With a steady barrage of hype a prodigal hero can attain all-powerful significance regardless of whether their return could happen today or a billion years from now. Kamandi The Last Boy On Earth no. 29 brings this dynamic to life in “The Legend,” a classic Jack Kirby opus that entwines morality, religion and post-apocalyptic neurosis to create an eccentric tribute to Superman.
Fresh from their military adventures with Captain Pypar, Kamandi and his mutant compadre Ben Boxer venture deeper into the tropical expanse formerly known as the Canadian borderland. There they discover a “lost tribe” of ape mutants who worship an entity that bears close resemblance to Superman. The apes refer to this idol as Mighty One.
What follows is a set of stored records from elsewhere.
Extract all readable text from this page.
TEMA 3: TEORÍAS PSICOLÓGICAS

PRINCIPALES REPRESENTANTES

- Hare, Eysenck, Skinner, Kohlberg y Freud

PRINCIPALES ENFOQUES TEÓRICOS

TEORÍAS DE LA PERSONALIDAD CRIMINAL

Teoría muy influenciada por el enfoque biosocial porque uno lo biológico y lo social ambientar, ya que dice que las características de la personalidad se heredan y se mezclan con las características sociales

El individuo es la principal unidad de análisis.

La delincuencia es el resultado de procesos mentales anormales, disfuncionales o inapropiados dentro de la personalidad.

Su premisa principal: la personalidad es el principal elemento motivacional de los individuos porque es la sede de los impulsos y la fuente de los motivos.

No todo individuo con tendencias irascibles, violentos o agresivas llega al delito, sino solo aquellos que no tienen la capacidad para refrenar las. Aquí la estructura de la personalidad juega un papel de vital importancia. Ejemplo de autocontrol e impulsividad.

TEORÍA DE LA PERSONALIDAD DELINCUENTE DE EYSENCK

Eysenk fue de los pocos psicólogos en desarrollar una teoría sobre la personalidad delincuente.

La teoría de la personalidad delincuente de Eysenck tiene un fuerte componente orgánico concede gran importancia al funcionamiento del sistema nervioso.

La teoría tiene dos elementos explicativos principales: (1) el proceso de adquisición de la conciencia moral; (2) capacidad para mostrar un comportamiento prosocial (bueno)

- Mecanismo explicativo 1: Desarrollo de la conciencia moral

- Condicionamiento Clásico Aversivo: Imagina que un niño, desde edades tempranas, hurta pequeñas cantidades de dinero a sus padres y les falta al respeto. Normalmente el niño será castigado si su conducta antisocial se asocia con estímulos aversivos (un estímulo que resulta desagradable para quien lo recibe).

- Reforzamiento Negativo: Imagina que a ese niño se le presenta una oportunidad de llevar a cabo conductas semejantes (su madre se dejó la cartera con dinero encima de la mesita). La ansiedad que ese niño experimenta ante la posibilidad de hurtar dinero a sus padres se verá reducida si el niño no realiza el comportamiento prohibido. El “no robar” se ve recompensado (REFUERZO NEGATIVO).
The being’s power hinges on one major feat involving a global cluster of volcanoes whose mass eruption helped kick off the apocalyptic Great Disaster. Legend has it the flying super powered Mighty One capped each of the volcanoes with boulders and in the process formed a new continent. The entire myth is re-told in a sequence designed to look as if it’s been carved on ancient stone tablets, Kirby’s way of emphasizing Superman’s status as a megalithic cultural influence.
It’s implied that Mighty One could’ve died during The Great Disaster. Nonetheless, the apes believe that his spirit is alive. They devise a series of Herculean challenges to test the worthiness of anyone who claims to have a soul possessed by the entity. Whoever wins the competition earns eternal respect from the tribe and the right to wear Mighty One’s costume—a sacred honor that only strengthens the egomania of the pompous ape-thug Zuma who swears that only he can be the new Mighty One.
Here’s where the Superman connection becomes undeniable—the costume looks exactly like The Man Of Steel’s outfit. It’s stored in an underground labyrinth engulfed in what appears to be a coal-seam fire. Before the contest ends Zuma steals the costume causing Superman fanatic Kamandi to make a reckless descent into the flames. Blasted by anxiety and horror, Kamandi becomes obsessed with getting the Super Suit back to its hiding place where he believes it must wait for its rightful owner’s return. Kirby presents this burst of anti-crime fervor as hero worship gone wild. The Last Boy On Earth appears on the verge of tears throughout the sequence exclaiming, “We can’t desert the Mighty One!… I know that somewhere he’s still alive… not even The Great Disaster could conquer him.”
Zuma’s determination to become the new Mighty One transforms him into a villain controlled by hatred and jealousy. Kamandi’s respect for Mighty One leads him to great heights of bravery and loyalty. Sparks fly when a symbol of the heroic ideal falls into the wrong hands. “The Legend” encapsulates this chaos by exploring the best and worst consequences that can come from devout hero worship. To those who cherish Mighty One’s memory, Zuma’s selfish attempt to assume the super hero identity is just as shocking as a slimy demon claiming to be Jesus Christ. Zuma’s threats against Ben Boxer’s life, the ape man’s insane temper tantrums, and his childish refusal to admit defeat stand in stark contrast to Mighty One’s mythic benevolence. The villain’s actions represent a delusional hypocrisy that’s plagued organized religion for centuries.
Within the greater context of the Kamandi series, “The Legend” is a major moment that summarizes the hopelessness seeded by The Great Disaster. The day-to-day reality of a world built upon the dashed hopes of the past erodes self-confidence and fuels cynicism. It leaves the emotionally vulnerable stuck in a neurotic/hyper-defensive state. The cult of The Mighty One and their careful preservation of the entity’s sacred Super Suit are powerful reminders that hope and heroism can never die even as tragedy scars every last shred of existence.